The change came when Scriabin met the illustrious Serge Koussevitzky. The extremely wealthy conductor was a patron of the arts and made him leave the Belayev publishing house to join his own team. From then on, Scriabin was financially stable and took advantage of Koussevitzky's influence to play his works all over Europe, where they were now immensely successful. Having split up with his wife Vera for good, he moved to Brussels with Tatiana in 1909. It was there that Scriabin found the inspiration for one of his finest masterpieces, the symphonic poem Prometheus or Poem of Fire. Inspired by the circle of fifths, and its likely synaesthesia, the composer made a connection between notes and colours: C/red, D/yellow, E/azure, F/purple, G/orange, A/green, B/bluish white. The work also marks the formation of a chord of six overlapping fourths, the famous "mystical chord" or "Prometheus chord". Back in Moscow, under pressure from Koussevitzky, who reminded him of his commitment to provide more compositions, Scriabin submitted several of his best compositions: Sonata No. 6 and No.7, as well as the Deux Poèmes Op.63. This was not enough to ease the tensions between the two men: Scriabin's future works were all published by P. Jurgenson. Among them is his Sonata No. 9 "Black Mass" Op.68, a macabre, atonal flight performed in a single breath.

The last few years were marked by two of the most moving works in the entire Scriabinian catalogue. In the winter of 1914, exhausted by a series of concerts and numerous trips, he was plagued by visual hallucinations that he recreated on the piano: this was to be the poem Toward the Flame Op.72, a six-minute piece built in progressive tension towards a powerful harmonic explosion: "The fire and cosmic flames are vibrations, similar to those of sounds and colours, destined to meet, to melt into the final blaze of the universe", he wrote. The greatest pianists of the 20th century have recorded the impressively difficult piece: from Sofronitsky to Horowitz, including Ogdon and Ashkenazy. The Five Preludes Op.74 follow, a mathematical marvel whose composition rules follow the proportions of the Fibonacci sequence.

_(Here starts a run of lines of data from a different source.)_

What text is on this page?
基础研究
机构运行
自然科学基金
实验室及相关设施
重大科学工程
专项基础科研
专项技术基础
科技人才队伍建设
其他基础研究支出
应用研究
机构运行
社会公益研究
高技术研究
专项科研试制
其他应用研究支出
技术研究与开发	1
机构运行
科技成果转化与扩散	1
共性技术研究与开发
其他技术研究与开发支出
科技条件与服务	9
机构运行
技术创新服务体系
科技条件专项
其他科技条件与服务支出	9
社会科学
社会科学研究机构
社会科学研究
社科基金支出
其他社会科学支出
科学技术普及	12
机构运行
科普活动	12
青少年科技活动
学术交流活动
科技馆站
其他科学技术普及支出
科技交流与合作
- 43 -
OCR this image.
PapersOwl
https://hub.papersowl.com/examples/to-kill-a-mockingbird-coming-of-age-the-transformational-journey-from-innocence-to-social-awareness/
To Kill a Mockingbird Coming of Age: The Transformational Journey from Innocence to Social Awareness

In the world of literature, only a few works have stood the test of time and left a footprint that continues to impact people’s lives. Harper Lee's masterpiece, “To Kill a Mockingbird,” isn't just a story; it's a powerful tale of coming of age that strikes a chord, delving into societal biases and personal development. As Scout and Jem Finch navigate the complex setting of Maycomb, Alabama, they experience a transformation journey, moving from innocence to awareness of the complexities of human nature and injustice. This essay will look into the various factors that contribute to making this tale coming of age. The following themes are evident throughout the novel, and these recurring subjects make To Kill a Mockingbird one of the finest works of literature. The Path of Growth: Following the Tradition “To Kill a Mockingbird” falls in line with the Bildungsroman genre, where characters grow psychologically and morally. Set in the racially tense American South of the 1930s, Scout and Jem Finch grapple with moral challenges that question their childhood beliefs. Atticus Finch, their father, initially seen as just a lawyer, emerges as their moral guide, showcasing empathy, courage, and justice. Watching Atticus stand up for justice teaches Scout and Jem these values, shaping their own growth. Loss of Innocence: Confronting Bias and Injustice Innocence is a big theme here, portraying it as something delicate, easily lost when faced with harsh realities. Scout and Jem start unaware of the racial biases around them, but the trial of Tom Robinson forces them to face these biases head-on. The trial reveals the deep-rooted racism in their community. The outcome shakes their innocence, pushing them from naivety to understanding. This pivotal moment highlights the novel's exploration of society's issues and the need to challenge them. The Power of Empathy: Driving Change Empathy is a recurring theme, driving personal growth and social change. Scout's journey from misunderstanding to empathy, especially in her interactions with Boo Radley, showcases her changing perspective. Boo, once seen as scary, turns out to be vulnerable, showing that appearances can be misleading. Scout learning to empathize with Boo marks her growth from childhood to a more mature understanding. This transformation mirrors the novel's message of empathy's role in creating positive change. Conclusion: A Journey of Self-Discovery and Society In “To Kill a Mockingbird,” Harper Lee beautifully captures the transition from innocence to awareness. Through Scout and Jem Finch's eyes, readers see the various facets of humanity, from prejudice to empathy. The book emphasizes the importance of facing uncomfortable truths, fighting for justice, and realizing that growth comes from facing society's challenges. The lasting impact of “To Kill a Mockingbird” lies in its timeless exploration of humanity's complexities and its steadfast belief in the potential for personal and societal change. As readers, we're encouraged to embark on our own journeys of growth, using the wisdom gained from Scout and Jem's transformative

In the spring of 1915, Scriabin had just completed the first part of a monumental work: Mysterium. Designed to combine music, dance and theatre, this ambitious creation required the active participation of the audience and was also intended to appeal to the various senses through the use of a light keyboard and a perfume organ. The performance, which was supposed to last several days without interruption, was to take place in a temple built especially for the occasion. Scriabin hoped to lead his listeners to a mystical ecstasy, allowing the advent of a new man in harmony with the cosmos. This was sadly not to be, as his health suddenly deteriorated following a stable fly bite. Seized by intense fevers, he died at the height of his glory on the morning of 16 April 1915, leaving his Mysterium unfinished. This “Preliminary Act”, consisting of 53 pages of music and scattered pieces of text, contains a few tragically prophetic verses: “And in the shimmering of this last sunrise / Presenting us simultaneously in the naked beauty of our shining souls / We shall suppress each other / We shall cancel each other out.”